When data from individual projects is rolled up to the portfolio level, any issues with the integrity of that information—its age, its completeness, or its accuracy—are magnified. Project data built on subjective metrics is also an area that can generate questionable portfolio insights. People who pad their budget forecasts because they’re worried about contentious financial negotiations or team members who are too generous with their progress estimates are all common sources of subjective project data.
Subjective data has long been a staple for many project teams, but when this kind of potentially biased or unsupported information is pulled from multiple initiatives and combined in the portfolio reporting process, executives may not be getting a complete and correct picture of the portfolio’s status.
If you’re still using subjective project data to generate portfolio-level reports, consider where you may be introducing risks into your leadership team’s data analysis and decision-making activities.
1 – Your data might be incomplete or inaccurate
Subjective data doesn’t provide a good basis for deeper analysis and you may never know if you’re working with all the facts or not. Details could be missing because somewhere along the way someone assumed those data points weren’t important enough to include. However, your executive group may view those same elements as necessary factors in making sound business decisions.
2 – It’s not always possible to reconcile subjective data
If a metric appears out of sync for any reason, you likely won’t be able to determine if (and why) it’s erroneous. Do those contingency figures seem unusually high for this particular type of project? Can your team really complete a key sequence of tasks in less time than ever before? The use of subjective data largely eliminates your ability to compare current and past information to ensure your portfolio data is accurate and realistic.
3 – “Adjusting” your data will eventually backfire
Some people are optimistic, others are more conservative. It’s not uncommon to tweak your analysis of subjective data if you know it contains only one perspective, such as a PM who consistently assumes the worst when developing budget forecasts. However, trying to normalize subjective data across multiple perspectives will result in portfolio-level data that’s even less credible than the individual data points used to generate it. You could end up with data rollups that are so far from reality that they’re useless, leading the executive team to lose confidence in any information they receive.
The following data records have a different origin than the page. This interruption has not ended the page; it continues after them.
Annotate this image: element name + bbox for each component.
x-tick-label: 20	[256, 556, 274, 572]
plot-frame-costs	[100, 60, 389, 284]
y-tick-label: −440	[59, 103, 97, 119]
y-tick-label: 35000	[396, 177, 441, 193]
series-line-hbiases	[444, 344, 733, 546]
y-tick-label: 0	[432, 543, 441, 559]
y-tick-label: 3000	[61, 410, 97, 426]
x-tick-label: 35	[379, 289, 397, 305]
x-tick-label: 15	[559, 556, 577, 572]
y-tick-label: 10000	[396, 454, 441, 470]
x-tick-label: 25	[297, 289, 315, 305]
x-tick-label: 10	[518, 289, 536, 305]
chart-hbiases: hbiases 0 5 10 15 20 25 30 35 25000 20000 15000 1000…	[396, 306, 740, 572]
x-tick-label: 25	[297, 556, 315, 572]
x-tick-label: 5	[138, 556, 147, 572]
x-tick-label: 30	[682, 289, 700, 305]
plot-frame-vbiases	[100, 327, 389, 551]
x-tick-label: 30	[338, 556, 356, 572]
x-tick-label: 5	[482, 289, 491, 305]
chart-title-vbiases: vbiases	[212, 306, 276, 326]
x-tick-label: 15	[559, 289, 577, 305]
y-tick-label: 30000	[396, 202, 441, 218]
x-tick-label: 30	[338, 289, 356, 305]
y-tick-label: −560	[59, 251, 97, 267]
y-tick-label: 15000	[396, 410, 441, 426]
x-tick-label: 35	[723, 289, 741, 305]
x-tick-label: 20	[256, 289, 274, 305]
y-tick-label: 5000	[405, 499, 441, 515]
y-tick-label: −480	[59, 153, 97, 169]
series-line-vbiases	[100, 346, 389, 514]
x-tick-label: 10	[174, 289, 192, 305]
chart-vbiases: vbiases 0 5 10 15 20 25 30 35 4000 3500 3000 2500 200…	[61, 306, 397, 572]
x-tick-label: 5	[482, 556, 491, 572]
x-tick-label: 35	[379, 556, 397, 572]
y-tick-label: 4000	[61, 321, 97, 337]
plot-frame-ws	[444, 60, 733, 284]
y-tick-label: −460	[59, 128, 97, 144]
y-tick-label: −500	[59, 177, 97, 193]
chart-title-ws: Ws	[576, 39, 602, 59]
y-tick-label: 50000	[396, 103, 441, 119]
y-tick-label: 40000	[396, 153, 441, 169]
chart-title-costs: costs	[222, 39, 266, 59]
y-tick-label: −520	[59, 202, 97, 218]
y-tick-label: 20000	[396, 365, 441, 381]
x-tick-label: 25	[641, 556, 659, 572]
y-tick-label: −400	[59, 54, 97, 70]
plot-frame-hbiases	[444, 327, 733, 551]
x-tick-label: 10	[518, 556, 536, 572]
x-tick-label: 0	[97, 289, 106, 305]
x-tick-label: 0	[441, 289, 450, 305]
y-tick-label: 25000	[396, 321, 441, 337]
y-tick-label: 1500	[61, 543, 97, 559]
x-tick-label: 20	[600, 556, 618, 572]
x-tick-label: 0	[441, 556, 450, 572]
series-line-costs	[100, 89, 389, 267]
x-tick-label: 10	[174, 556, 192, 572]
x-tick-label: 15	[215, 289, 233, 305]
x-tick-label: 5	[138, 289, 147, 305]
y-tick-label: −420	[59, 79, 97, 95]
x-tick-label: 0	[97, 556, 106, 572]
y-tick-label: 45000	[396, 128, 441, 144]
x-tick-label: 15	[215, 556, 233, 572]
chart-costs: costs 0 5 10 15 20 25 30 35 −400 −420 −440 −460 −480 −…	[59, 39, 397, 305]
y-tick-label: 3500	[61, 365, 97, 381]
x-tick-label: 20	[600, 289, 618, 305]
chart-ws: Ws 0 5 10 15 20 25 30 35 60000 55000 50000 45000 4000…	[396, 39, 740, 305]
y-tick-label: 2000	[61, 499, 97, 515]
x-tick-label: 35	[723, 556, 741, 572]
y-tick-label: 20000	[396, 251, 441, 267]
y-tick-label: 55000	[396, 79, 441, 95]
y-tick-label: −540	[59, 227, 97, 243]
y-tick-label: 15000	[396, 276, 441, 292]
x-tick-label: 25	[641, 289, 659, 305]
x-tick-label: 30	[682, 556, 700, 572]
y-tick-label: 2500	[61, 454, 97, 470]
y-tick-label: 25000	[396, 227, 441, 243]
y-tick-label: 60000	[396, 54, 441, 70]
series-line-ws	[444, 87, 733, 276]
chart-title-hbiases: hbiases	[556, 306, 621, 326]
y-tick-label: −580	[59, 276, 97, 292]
4 – Your data doesn’t enable you to identify trends over time
When your portfolio information includes subjective measurements, it’s difficult—and sometimes impossible—to know how things are changing. Is your on-time delivery metric improving? Has performance gone up or down? Are ROI figures getting better or remaining the same? Subjective data removes your ability to clearly identify key trends and to accurately track your portfolio’s results over time.
5 – Your data can’t deliver actionable insight for improvement efforts
Anything that influences your project data, from stakeholders trying to make themselves look efficient to forecasts that are based on hunches and instinct, could potentially cloud the picture when it comes to understanding where portfolio and financial performance could be improved. Gauging how well your improvement strategy is faring will be similarly muddled. You simply can’t know if changes to your processes or workflows are positively affecting performance or if improvements stemmed from some lucky confluence of other factors.
Impartial project data is a vital element in building and maintaining a healthy portfolio. If you haven’t already started replacing subjective sources of information with objective data, it’s something your organization should prioritize to ensure good portfolio performance.